Troisième temps fort, “dans le cadre d’un partenariat avec les agences de l’Eau Adour-Garonne et Rhône Méditerranée-Corse à amener nos adhérents à une meilleure gestion de l’eau sur l’ensemble des treize département de la région”, ajoute Georges Glandières, vice-président de l’Unat. “Au-delà des actions de sensibilisation, précise Laurent Orlay, c’est de les accompagner dans leur réflexion de rénovation, de modernisation voire de travaux dans leur établissement, refaire les canalisations, par exemple, dans cette même dynamique de proposer des séjours éco-responsables.”
Le tourisme social et solidaire “tire la langue” économiquement, confie encore Laurent Orlay. “Et la situation politique actuelle n’arrange pas les choses. On a certes ressenti un regain post-covid mais depuis 2023 nous sommes à nouveau dans une baisse. Ce que confirment les premiers chiffres de 2025. On est sur une forte baisse cette année.” Les raisons ? Un puissant effet de ciseau.
Quand les coûts explosent…
Laurent Orlay explique que “la baisse du pouvoir d’achat des Français et la hausse de la masse salariale” jouent dans cette baisse. Ce secteur est aussi fragilisé dans le même temps par “la hausse des coûts, le recul des aides publiques et les difficultés d’autofinancement pour rénover le patrimoine. Les villages de vacances et tous les établissements sont impactés par leur mise aux normes et, en plus, ils sont obligés de maintenir un niveau d’accueil et d’hébergement constant. Et ces coûts-là ont explosé et les aides à la pierre ont disparu. Or, dans le même temps, il y a une quasi-disparition des aides publiques. Et les emprunts augmentent. Au final, le gestionnaire est obligé d’augmenter le reste à charge pour le vacancier. Et comme les aides baissent aussi pour les bénéficiaires, ils sont moins nombreux à partir. Et le nombre de français – 40 % selon l’Observatoire des inégalités – qui ne peuvent pas partir en vacances va forcément augmenter.
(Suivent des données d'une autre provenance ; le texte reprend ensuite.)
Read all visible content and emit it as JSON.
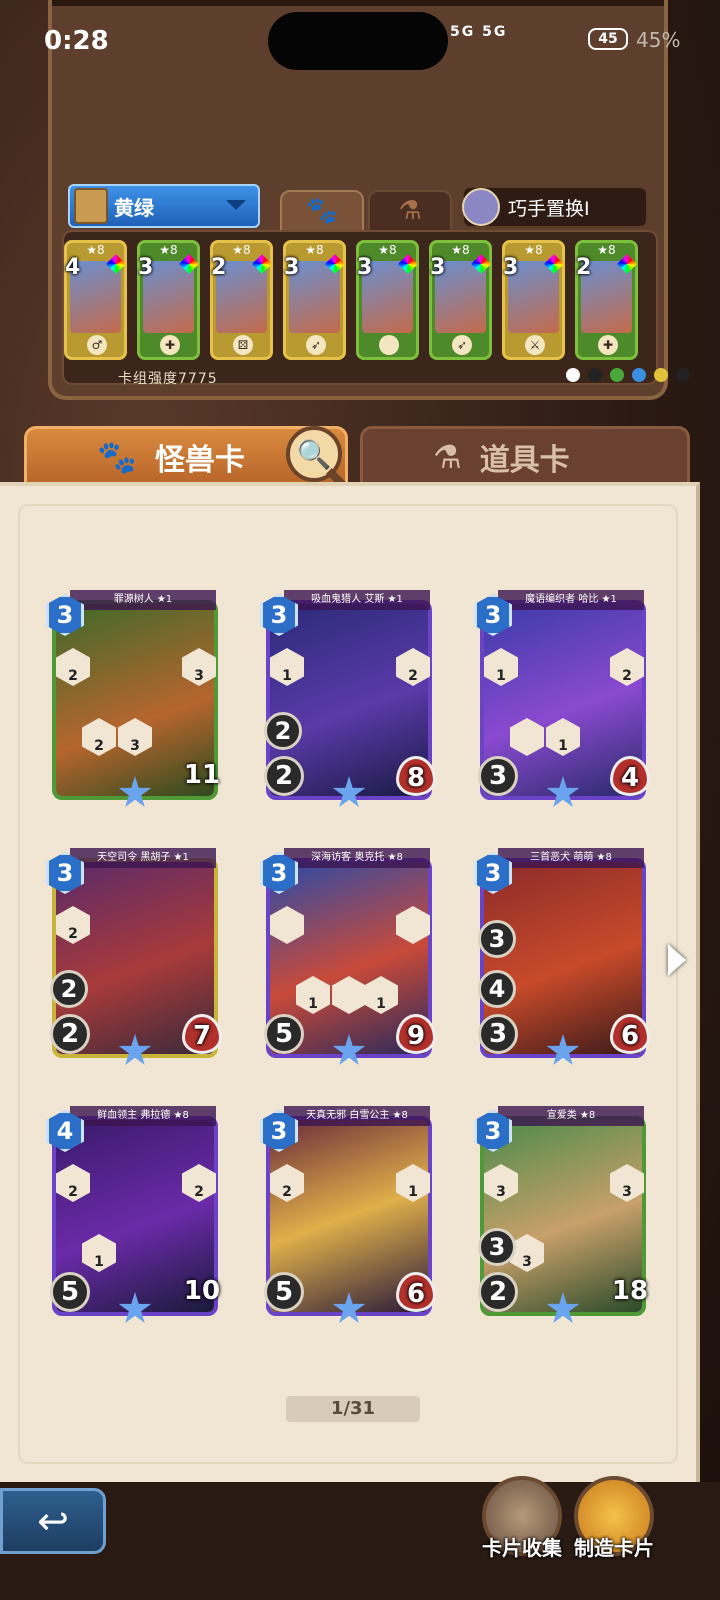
{
  "status_bar": {
    "time": "0:28",
    "signal": "5G 5G",
    "battery": "45",
    "battery_pct": "45%"
  },
  "deck": {
    "name": "黄绿",
    "skill": "巧手置换I",
    "power_label": "卡组强度7775",
    "mini_cards": [
      {
        "cost": "4",
        "level": "★8",
        "role": "♂"
      },
      {
        "cost": "3",
        "level": "★8",
        "role": "✚"
      },
      {
        "cost": "2",
        "level": "★8",
        "role": "⚄"
      },
      {
        "cost": "3",
        "level": "★8",
        "role": "➶"
      },
      {
        "cost": "3",
        "level": "★8",
        "role": ""
      },
      {
        "cost": "3",
        "level": "★8",
        "role": "➶"
      },
      {
        "cost": "3",
        "level": "★8",
        "role": "⚔"
      },
      {
        "cost": "2",
        "level": "★8",
        "role": "✚"
      }
    ],
    "element_colors": [
      "#ffffff",
      "#222222",
      "#49a83a",
      "#3a8fe0",
      "#e0c23a",
      "#222222"
    ]
  },
  "tabs": {
    "monster": "怪兽卡",
    "item": "道具卡"
  },
  "cards": [
    {
      "name": "罪源树人 ★1",
      "cost": "3",
      "atk": "",
      "hp": "11",
      "heart": false,
      "frame": "#4f9a36",
      "art": "linear-gradient(160deg,#3d6a2a,#b6652e 60%,#2d4a1e)",
      "hex": [
        "2",
        "3",
        "2",
        "3"
      ],
      "extra": []
    },
    {
      "name": "吸血鬼猎人 艾斯 ★1",
      "cost": "3",
      "atk": "2",
      "hp": "8",
      "heart": true,
      "frame": "#6b43c8",
      "art": "linear-gradient(160deg,#2a2a78,#5a3aa8 55%,#1a1a44)",
      "hex": [
        "1",
        "2"
      ],
      "extra": [
        "2"
      ]
    },
    {
      "name": "魔语编织者 哈比 ★1",
      "cost": "3",
      "atk": "3",
      "hp": "4",
      "heart": true,
      "frame": "#6b43c8",
      "art": "linear-gradient(160deg,#3a3aa8,#8a4ad0 55%,#2a2a6a)",
      "hex": [
        "1",
        "2",
        "",
        "1"
      ],
      "extra": []
    },
    {
      "name": "天空司令 黑胡子 ★1",
      "cost": "3",
      "atk": "2",
      "hp": "7",
      "heart": true,
      "frame": "#c8b43a",
      "art": "linear-gradient(160deg,#5a2a6a,#a83a3a 55%,#3a2a3a)",
      "hex": [
        "2"
      ],
      "extra": [
        "2"
      ]
    },
    {
      "name": "深海访客 奥克托 ★8",
      "cost": "3",
      "atk": "5",
      "hp": "9",
      "heart": true,
      "frame": "#6b43c8",
      "art": "linear-gradient(160deg,#2a4aa8,#c84a3a 55%,#2a2a5a)",
      "hex": [
        "",
        "",
        "1",
        "",
        "1"
      ],
      "extra": []
    },
    {
      "name": "三首恶犬 萌萌 ★8",
      "cost": "3",
      "atk": "3",
      "hp": "6",
      "heart": true,
      "frame": "#6b43c8",
      "art": "linear-gradient(160deg,#8a2a2a,#c84a2a 55%,#3a1a1a)",
      "hex": [],
      "extra": [
        "4",
        "3"
      ]
    },
    {
      "name": "鲜血领主 弗拉德 ★8",
      "cost": "4",
      "atk": "5",
      "hp": "10",
      "heart": false,
      "frame": "#6b43c8",
      "art": "linear-gradient(160deg,#3a1a6a,#6a2aa8 55%,#1a1a3a)",
      "hex": [
        "2",
        "2",
        "1"
      ],
      "extra": []
    },
    {
      "name": "天真无邪 白雪公主 ★8",
      "cost": "3",
      "atk": "5",
      "hp": "6",
      "heart": true,
      "frame": "#6b43c8",
      "art": "linear-gradient(160deg,#6a2a3a,#e0b04a 50%,#2a1a3a)",
      "hex": [
        "2",
        "1"
      ],
      "extra": []
    },
    {
      "name": "宣爱类 ★8",
      "cost": "3",
      "atk": "2",
      "hp": "18",
      "heart": false,
      "frame": "#4f9a36",
      "art": "linear-gradient(160deg,#4a8a4a,#c8a06a 55%,#2a4a2a)",
      "hex": [
        "3",
        "3",
        "3"
      ],
      "extra": [
        "3"
      ]
    }
  ],
  "pagination": "1/31",
  "bottom_buttons": {
    "collect": "卡片收集",
    "craft": "制造卡片"
  }
}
Sans oublier le défi du réchauffement “avec plus de 35 nuits par an au dessus de 30 degrés en Occitanie, d’ici 2050 avec 72 % de nos hébergements collectifs touchés. Il faut donc des travaux d’isolation ; se doter de pompes à chaleur, etc. Il nous faut, à l’Unat, dans ce cadre répondre à des appels à manifestations de l’Ademe, de l’agence de l’Eau pour identifier des dispositif pour que chaque gestionnaire puisse en bénéficier et diminuer la part des familles”.